Il n’y a pas de deuxième chance pour une première impression. L’initiation est une telle occasion unique. Ce que l’Or ∴ va dire maintenant, on va se rappeler. Cette planche d’accueil en est un exemple. Notre but est de construire une collection de telles Pl :. occasionnelles, pour référence et inspiration…
Ce qui nous réunit dans ce Temple, sous cette voûte étoilée qui symbolise l’universalité de notre propos, c’est un trésor que nous partageons, un trésor qui n’est pas l’objet d’une possession et qui ne saurait l’être, mais l’objet d’une quête, d’une recherche perpétuelle qui nous ramène périodiquement en ces lieux. C’est un trésor qui ne se livre jamais tout à fait mais qui s’entrevoit peu à peu: il est le salaire de notre Travail maçonnique.
Tous ici, nous avons en commun d’être passés par les mêmes épreuves. En quelque temps et en quelque endroit du monde que ce soit, nous avons reçu l’initiation. Mais cette initiation n’est pas un fait accompli. Elle n’est pas non plus un simple but à atteindre après avoir assimilé quelques notions élémentaires au gré de l’une ou l’autre instruction. Cette initiation est un commencement. Être initié n’est rien d’autre qu’être mis sur le chemin. Et sur ce chemin, l’initié ne s’arrêtera plus : la véritable initiation continue, elle est permanente. On n’en atteint jamais la fin car elle n’est pas une destination mais une façon de voyager, de mener sa vie maçonnique, d’une porte à l’autre, d’interrogation en interrogation...
Le rituel balise l’espace d’un moment, l’éternité d’un instant, l’immortalité de notre chaîne d’union. Le rituel est fait de nos paroles éparses mises en commun, de nos aspirations partagées, de nos inspirations ressenties. Il éloigne les pensées parasites et les querelles stériles. Il dispose nos esprits au débat serein et à l’enrichissement de l’échange.
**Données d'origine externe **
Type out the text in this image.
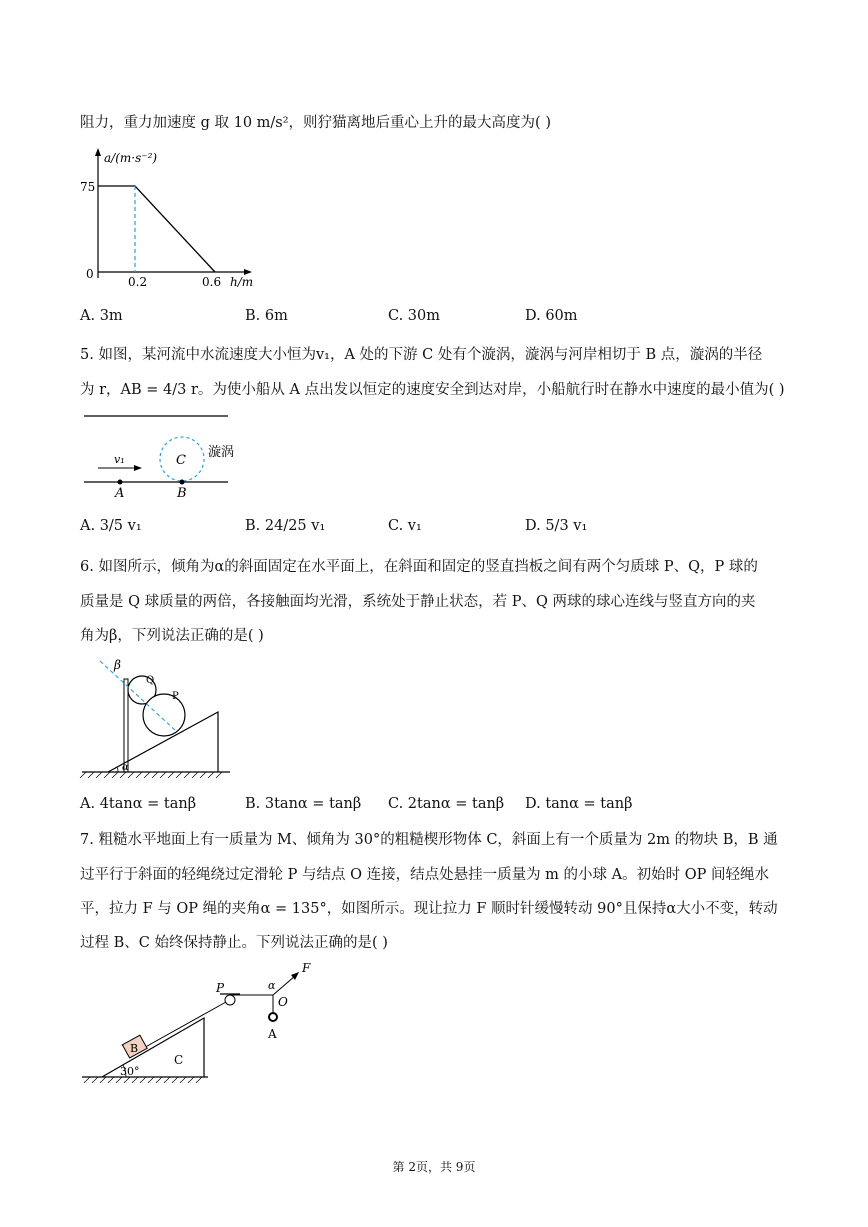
阻力，重力加速度 g 取 10 m/s²，则狞猫离地后重心上升的最大高度为( )
a/(m·s⁻²)
75
0
0.2	0.6 h/m
A. 3m	B. 6m	C. 30m	D. 60m
5. 如图，某河流中水流速度大小恒为v₁，A 处的下游 C 处有个漩涡，漩涡与河岸相切于 B 点，漩涡的半径
为 r，AB = 4/3 r。为使小船从 A 点出发以恒定的速度安全到达对岸，小船航行时在静水中速度的最小值为( )
漩涡
C
v₁
A	B
A. 3/5 v₁	B. 24/25 v₁	C. v₁	D. 5/3 v₁
6. 如图所示，倾角为α的斜面固定在水平面上，在斜面和固定的竖直挡板之间有两个匀质球 P、Q，P 球的
质量是 Q 球质量的两倍，各接触面均光滑，系统处于静止状态，若 P、Q 两球的球心连线与竖直方向的夹
角为β，下列说法正确的是( )
β
Q
P
α
A. 4tanα = tanβ	B. 3tanα = tanβ C. 2tanα = tanβ D. tanα = tanβ
7. 粗糙水平地面上有一质量为 M、倾角为 30°的粗糙楔形物体 C，斜面上有一个质量为 2m 的物块 B，B 通
过平行于斜面的轻绳绕过定滑轮 P 与结点 O 连接，结点处悬挂一质量为 m 的小球 A。初始时 OP 间轻绳水
平，拉力 F 与 OP 绳的夹角α = 135°，如图所示。现让拉力 F 顺时针缓慢转动 90°且保持α大小不变，转动
过程 B、C 始终保持静止。下列说法正确的是( )
P	α
O
F
B
C
A
30°
第 2页，共 9页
Tu verras, mon Frère, qu’au delà de l’aspect répétitif de certaines formules, si tu veux bien prêter attention à la signification profonde de ce que tu entendras, ce rituel fera naître en toi ce souffle qui éveillera ta conscience.
Mon Frère nouvel initié, tout à l’heure, dans l’obscurité du Cabinet de Réflexion, alors que tu n’étais pas encore tout à fait des nôtres, tu as rédigé ton testament philosophique et tu l’as fait en définitive pour toi-même dans le secret intime de ta conscience. Et pour t’aider à dégager ta pensée des soucis de la vie quotidienne, pour alléger symboliquement ton esprit du fardeau du monde profane, le Frère qui t’a accueilli t’a demandé de lui remettre tes « métaux », argent, bijoux, montre, toutes choses par lesquelles l’homme existe dans la société, toutes choses inutiles et même néfastes à l’intérieur du Temple (si l’on excepte le devoir de solidarité qui s’impose à tous). Car les Francs-Maçons, dans le Temple, renoncent à leurs distinctions, avantages, préséances et privilèges. Tous, quel que soit l’apparent éclat de leurs fonctions, sont égaux dans une recherche commune.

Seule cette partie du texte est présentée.